Before we get into the nitty gritty, here’s why the Kånken has been a big deal for a third of a century. As a Swede, I admit I get a pang of pride when I see just how many Fjällräven backpacks have spread all over the world. Here’s a brief history to tie up any loose ends – and hopefully teach you something new!
In 1978, Sweden underwent some pretty drastic changes. Firstly, dads became the target of commercials and legislation: paternity leave was recognized and encouraged. Secondly, Sweden also became the first country to make hitting children a criminal offence. Family was at the epicenter of Swedish life. And that’s where Fjällräven Kånken stepped in.
The founder of Fjällräven, a man called Åke Nordin from Örnsköldsvik, had a solution. He created the first recognized ergonomic backpack: the Kånken Classic. Åke had been working hard since 1960 to make hiking and outwear more durable in Sweden’s harsh, wet climate. His focus moved to making school bags more comfortable and practical, and to great success.
That was 42 years ago, and it’s still very much true today. This cult classic remains a favorite with parents, adults, kids and everyone in between.
The Kanken is a piece of art, it’s official.
In 2016 the Swedish Government listed and protected the Kanken on Svensk Form, the Swedish Society of Crafts and Designs.
In fact, Fjällräven is really committed to innovating with new synthetic materials. It’s part of their heritage. “Fjällräven” means “Arctic Fox” in Swedish. Look them up, they’re really cute. Unfortunately, they’re also endangered, which motivates Fjällräven to do better by all animals. You won’t find any unethically-sourced materials in Fjallraven products, and they’ve even supported Arctic Fox preservation projects at Stockholm University.
If there is one thing that those who have owned Fjällräven products will tell you is that they last for a long time and, in particular the backpacks, hold their shape commendably over time.

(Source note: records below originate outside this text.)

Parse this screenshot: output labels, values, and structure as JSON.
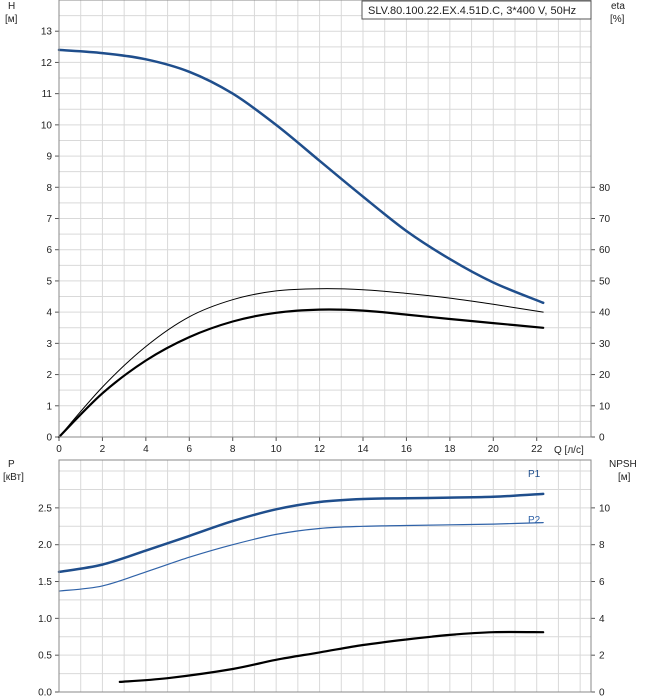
{
  "chart_data": [
    {
      "type": "line",
      "title": "SLV.80.100.22.EX.4.51D.C, 3*400 V, 50Hz",
      "xlabel": "Q [л/с]",
      "x_ticks": [
        "0",
        "2",
        "4",
        "6",
        "8",
        "10",
        "12",
        "14",
        "16",
        "18",
        "20",
        "22"
      ],
      "xlim": [
        0,
        24.5
      ],
      "y_left": {
        "label": "H",
        "unit": "[м]",
        "ylim": [
          0,
          14
        ],
        "ticks": [
          "0",
          "1",
          "2",
          "3",
          "4",
          "5",
          "6",
          "7",
          "8",
          "9",
          "10",
          "11",
          "12",
          "13"
        ]
      },
      "y_right": {
        "label": "eta",
        "unit": "[%]",
        "ylim": [
          0,
          140
        ],
        "ticks": [
          "0",
          "10",
          "20",
          "30",
          "40",
          "50",
          "60",
          "70",
          "80"
        ]
      },
      "grid": true,
      "series": [
        {
          "axis": "left",
          "color": "#1f4e8c",
          "width": 2.5,
          "x": [
            0,
            2,
            4,
            6,
            8,
            10,
            12,
            14,
            16,
            18,
            20,
            22.3
          ],
          "y": [
            12.4,
            12.3,
            12.1,
            11.7,
            11.0,
            10.0,
            8.85,
            7.7,
            6.6,
            5.7,
            4.95,
            4.3
          ]
        },
        {
          "axis": "right",
          "color": "#000000",
          "width": 1,
          "x": [
            0,
            2,
            4,
            6,
            8,
            10,
            12,
            14,
            16,
            18,
            20,
            22.3
          ],
          "y": [
            0,
            16,
            29,
            38.5,
            44,
            46.8,
            47.5,
            47.2,
            46,
            44.5,
            42.5,
            40
          ]
        },
        {
          "axis": "right",
          "color": "#000000",
          "width": 2.2,
          "x": [
            0,
            2,
            4,
            6,
            8,
            10,
            12,
            14,
            16,
            18,
            20,
            22.3
          ],
          "y": [
            0,
            14,
            24.5,
            32,
            37,
            39.8,
            40.8,
            40.5,
            39.2,
            37.8,
            36.5,
            35
          ]
        }
      ]
    },
    {
      "type": "line",
      "xlim": [
        0,
        24.5
      ],
      "y_left": {
        "label": "P",
        "unit": "[кВт]",
        "ylim": [
          0,
          3.15
        ],
        "ticks": [
          "0.0",
          "0.5",
          "1.0",
          "1.5",
          "2.0",
          "2.5"
        ]
      },
      "y_right": {
        "label": "NPSH",
        "unit": "[м]",
        "ylim": [
          0,
          12.6
        ],
        "ticks": [
          "0",
          "2",
          "4",
          "6",
          "8",
          "10"
        ]
      },
      "grid": true,
      "series": [
        {
          "name": "P1",
          "axis": "left",
          "color": "#1f4e8c",
          "width": 2.5,
          "x": [
            0,
            2,
            4,
            6,
            8,
            10,
            12,
            14,
            16,
            18,
            20,
            22.3
          ],
          "y": [
            1.63,
            1.73,
            1.92,
            2.12,
            2.32,
            2.48,
            2.58,
            2.62,
            2.63,
            2.64,
            2.65,
            2.69
          ]
        },
        {
          "name": "P2",
          "axis": "left",
          "color": "#2f62a8",
          "width": 1.2,
          "x": [
            0,
            2,
            4,
            6,
            8,
            10,
            12,
            14,
            16,
            18,
            20,
            22.3
          ],
          "y": [
            1.37,
            1.44,
            1.63,
            1.83,
            2.0,
            2.14,
            2.22,
            2.25,
            2.26,
            2.27,
            2.28,
            2.3
          ]
        },
        {
          "axis": "right",
          "color": "#000000",
          "width": 2.2,
          "x": [
            2.8,
            5,
            8,
            10,
            12,
            14,
            16,
            18,
            20,
            22.3
          ],
          "y": [
            0.55,
            0.75,
            1.25,
            1.75,
            2.15,
            2.55,
            2.85,
            3.1,
            3.25,
            3.25
          ]
        }
      ]
    }
  ]
}
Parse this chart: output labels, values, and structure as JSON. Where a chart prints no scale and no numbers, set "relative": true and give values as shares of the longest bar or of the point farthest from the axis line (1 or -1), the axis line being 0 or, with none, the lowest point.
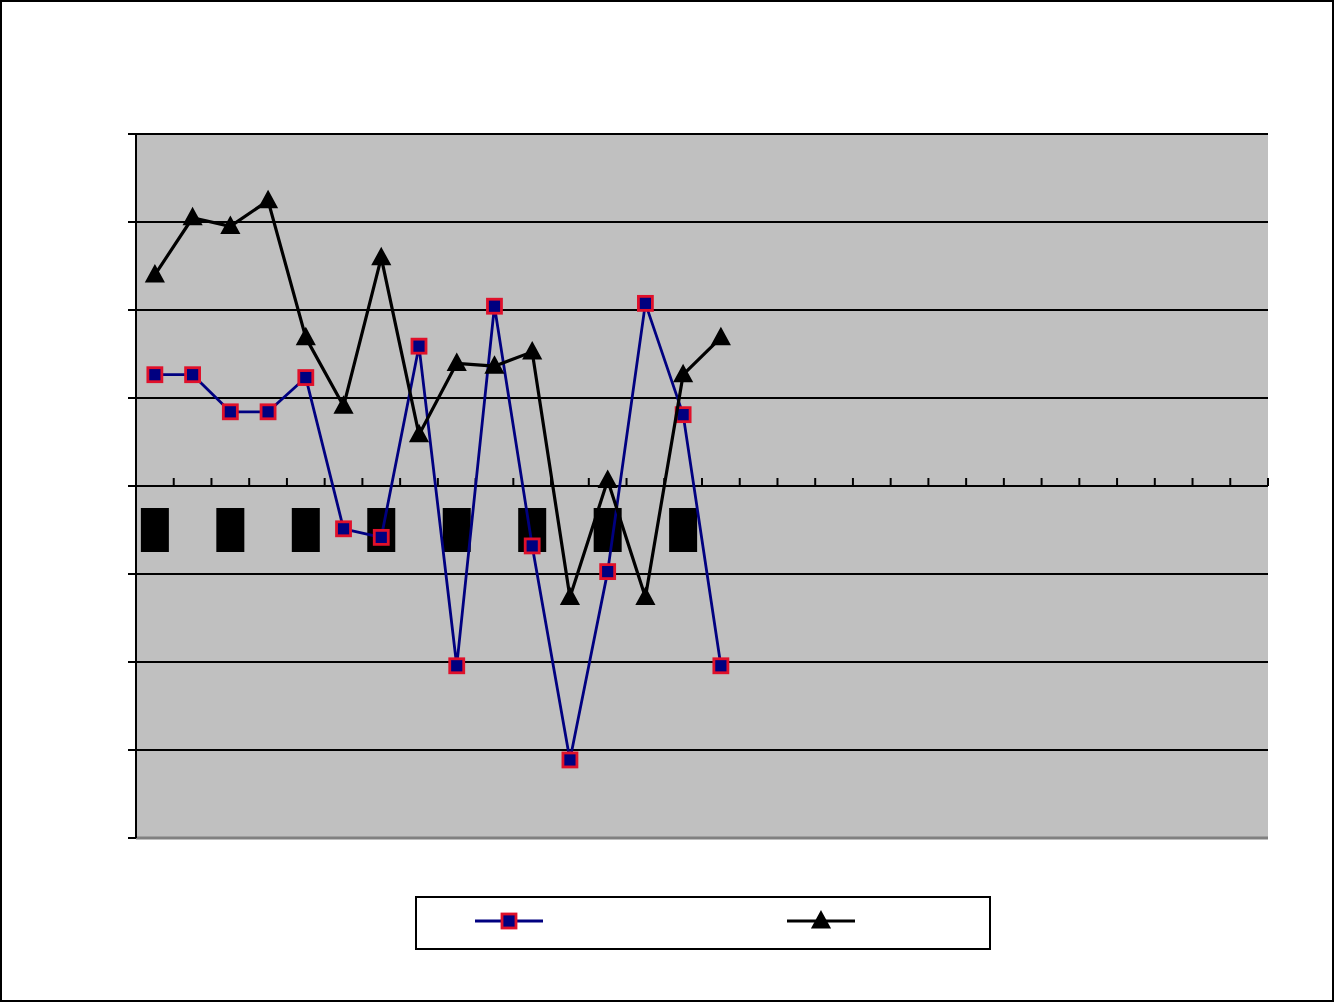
{
  "chart_data": {
    "type": "line",
    "relative": true,
    "categories": [
      null,
      null,
      null,
      null,
      null,
      null,
      null,
      null,
      null,
      null,
      null,
      null,
      null,
      null,
      null,
      null,
      null,
      null,
      null,
      null,
      null,
      null,
      null,
      null,
      null,
      null,
      null,
      null,
      null,
      null
    ],
    "series": [
      {
        "color": "#000080",
        "marker": "square",
        "values": [
          0.39,
          0.39,
          0.26,
          0.26,
          0.38,
          -0.15,
          -0.18,
          0.49,
          -0.63,
          0.63,
          -0.21,
          -0.96,
          -0.3,
          0.64,
          0.25,
          -0.63,
          null,
          null,
          null,
          null,
          null,
          null,
          null,
          null,
          null,
          null,
          null,
          null,
          null,
          null
        ]
      },
      {
        "color": "#000000",
        "marker": "triangle",
        "values": [
          0.74,
          0.94,
          0.91,
          1,
          0.52,
          0.28,
          0.8,
          0.18,
          0.43,
          0.42,
          0.47,
          -0.39,
          0.02,
          -0.39,
          0.39,
          0.52,
          null,
          null,
          null,
          null,
          null,
          null,
          null,
          null,
          null,
          null,
          null,
          null,
          null,
          null
        ]
      }
    ],
    "grid": "y"
  }
}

Stays in shape better than we do. Many bags that share this design droop into a floppy sack when you have little to carry on. At times this can make wearing the backpack uncomfortable, like when your umbrella sticks out in an awkward position. The Kånken, however, has a box like structure. This, along with its stiff material, helps it maintain a shape that’s actually presentable.

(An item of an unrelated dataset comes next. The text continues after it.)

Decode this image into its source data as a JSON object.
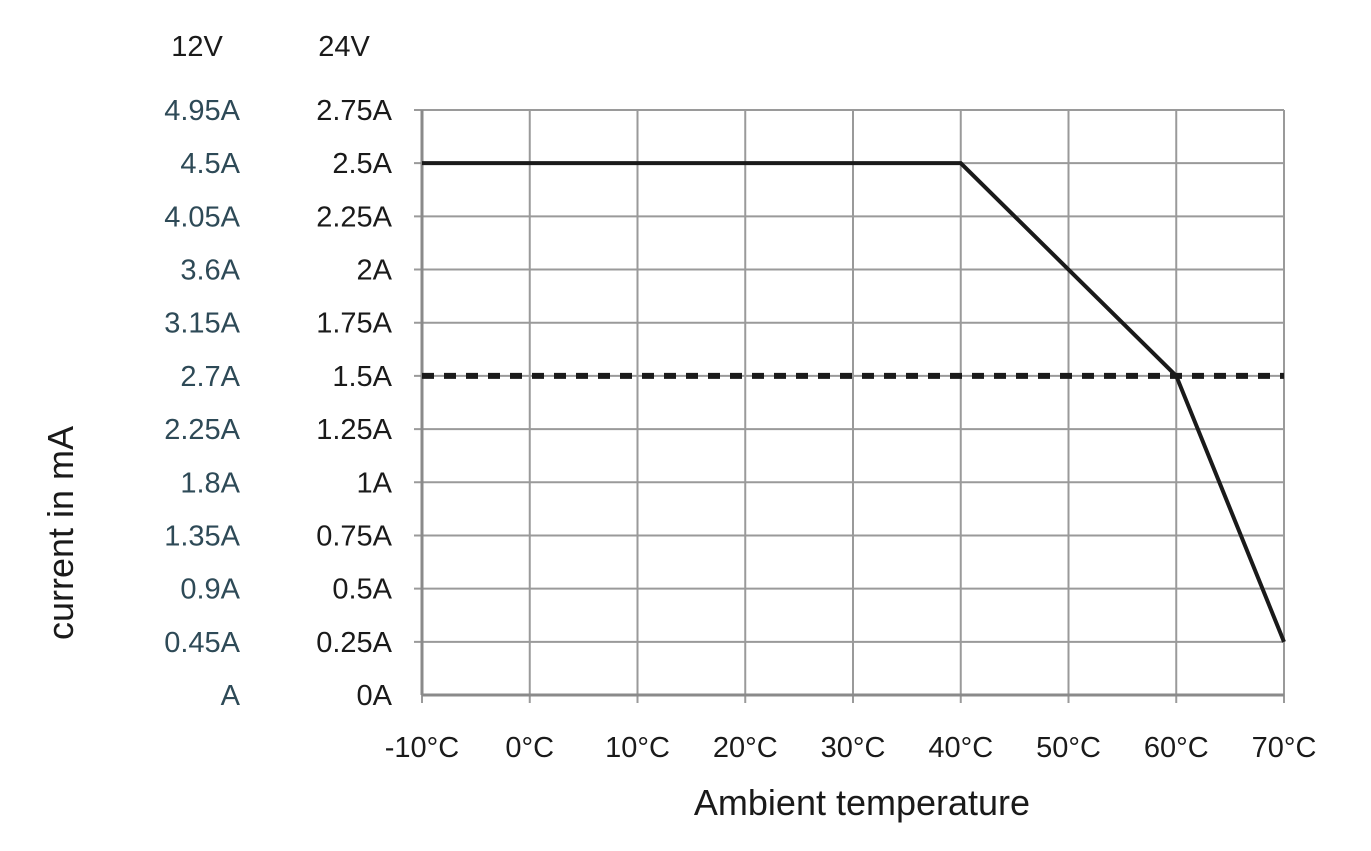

The use of Vinylon F makes the Kanken amazingly light, much more so than most other backpacks giving you an advantage before you fill it up.
Its zippers run down to the base, and begins at the edge as opposed to the centre. When fully unzipped, the front opens like a flap. Rest the bag horizontally and it resembles luggage! I love how this grants you full, immediate access to the interior of the backpack. Because of this you are more likely to maximize its space.
Vinylon F is made in Japan but the original Vinylon was invented in North Korea. Made from polyvinyl alcohol and using limestone and anthracite as raw materials, it is the fabric of choice in North Korea where it is used for clothing and shoes and pretty much everything else. Though great for bags, it is hard to imagine what trousers made from this fairly stiff material would feel like.
Fjällräven Kankens are brilliantly water-resistant. Vinylon F, the synthetic fabric they are made from, behaves more like a natural fibre and swells as it becomes damp. As it swells, the gaps between the woven fibres close more and thus it becomes more resistant to water penetration. This means there is no coating that needs to be maintained and this property lasts the life of the bag.
6.Internal seating pad
Do not throw away the foam sheet that comes with your Kånken! This is not packaging, as you might mistake it for! This sheet is meant to serve as padding for your back while you wear the bag, and will help your bag maintain its shape. The lesser known use for this is a sitting mat! I hear that this was one of the designer’s intentions but I am not aware how many owners actually do this.
7. Environmentally Friendly
The Kanken is made by Swedish brand Fjällräven, a serious player in the outdoor gear market. Fjällräven means Arctic Fox which is a charismatic little predator on the brink of extinction and the company is involved in many conservation projects to help reverse the decline. They take their green credentials very seriously and whilst their products are not the cheapest, they are made to last and created with as little environmental impact as possible. And on the subject, they have recently launched the Rekanken which uses recycled materials.
It’s a quality product that will last you. It’s my fourth year owning this backpack which has not faltered. Very often, I’ll find reviews that claim the Kånken lasts them a good 10 years. Now, this is awfully rare for something that’s actually aesthetically decent.
Who wouldn’t love a brand that makes a product capable of looking like new for so long?